The disease came on fast at the end, like bad weather, a cellular tornado causing irreparable damage. Nearly every day brought a shortened prognosis: "Six months to a year" quickly became a few months at best, which quickly became one month at the outside, which finally became "we don't think she'll make it through the weekend."
She didn't, and now my mother is on the phone, and grief, pain and fear converge in a lump in my throat and a spot of infinite density in my chest. Because I have an exaggerated tendency to hover above times like this and examine them from a distance, a retina trying to detach from its aching heart, I have plenty of questions and no answers, except for a handful of things I know for sure:
That I'm wearing jeans to her memorial, because she always insisted on her right to do things her own damn way and I try to, as well.
That I haven't wept yet and probably won't, that not being my way; that the grief, pain and fear of this moment are being processed below ground and stored in a deep chamber, like nuclear waste, in sealed casks that won't leak for 10,000 years.
That my sadness is mitigated by seeing my mother relieved of her burden of anguish.
That people are wrong to assume the little details of life aren't important at times like this; that times like this, in fact, throw the true importance of little details into greater relief, since what is life but an accumulation of them?
That people are also wrong when they say I shouldn't remember her the way she was toward the end; that I believe we should take more from this moment than warm nostalgia; that if we're meant to take anything from this moment, it's a greater investment in life, and that you can only do that by understanding how much you stand to lose; that to do that you must remember the oxygen tubes and the pain as well as the laughter and family stories; that, as a farm woman, familiar with the cycles of life and death, grandma would understand that.
That nonetheless my chief memory of her will always be behind the wheel of her car, on a drive we took more than a decade ago.
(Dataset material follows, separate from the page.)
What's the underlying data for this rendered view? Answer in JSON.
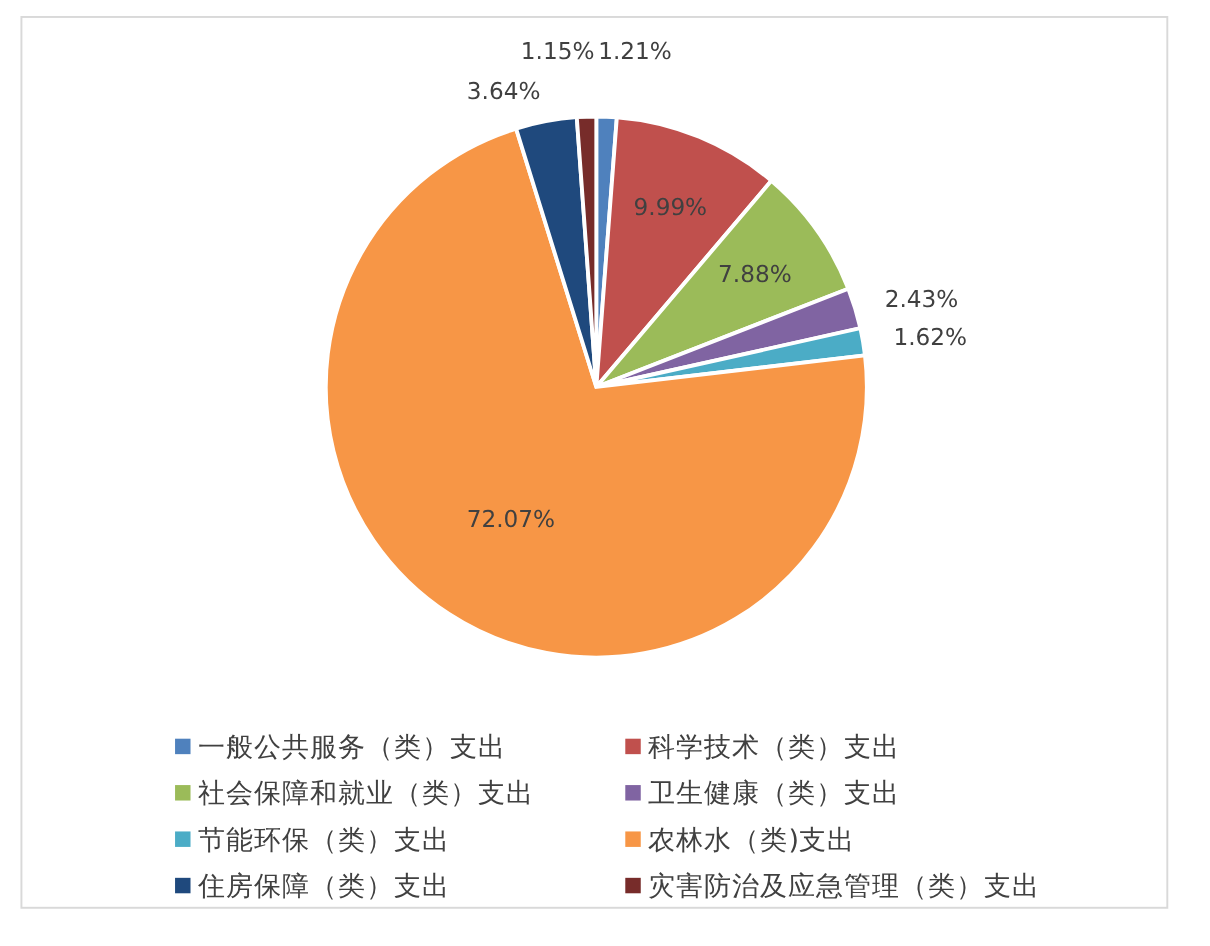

She drove my wife and I around the area where she'd farmed for decades before her husband, too, died of cancer. On that drive, she knew every story about every family that lived in every house -- that's where old Fuzzy Taylor lived, and where his wife drowned herself in the cistern after first carefully removing her wig. That she could tell you about every hand-built stone fence and every grove of trees ; that I always wanted to re-create that drive with a tape recorder in hand; that I always figured there'd be time.
That now, I see what that moment means to this one, which is, finally, a vision of "a good life" as an accumulation of the small details of a lifetime spent intimately connected to a place and its people. That I wish I'd have told her all this; that I always figured there'd be time.
And lastly, that if she really is in a better place -- if, indeed, there is a better place than Colorado, of which I remain unconvinced -- she's already on the planning commission, and can't wait to tell me about every stone and every tree.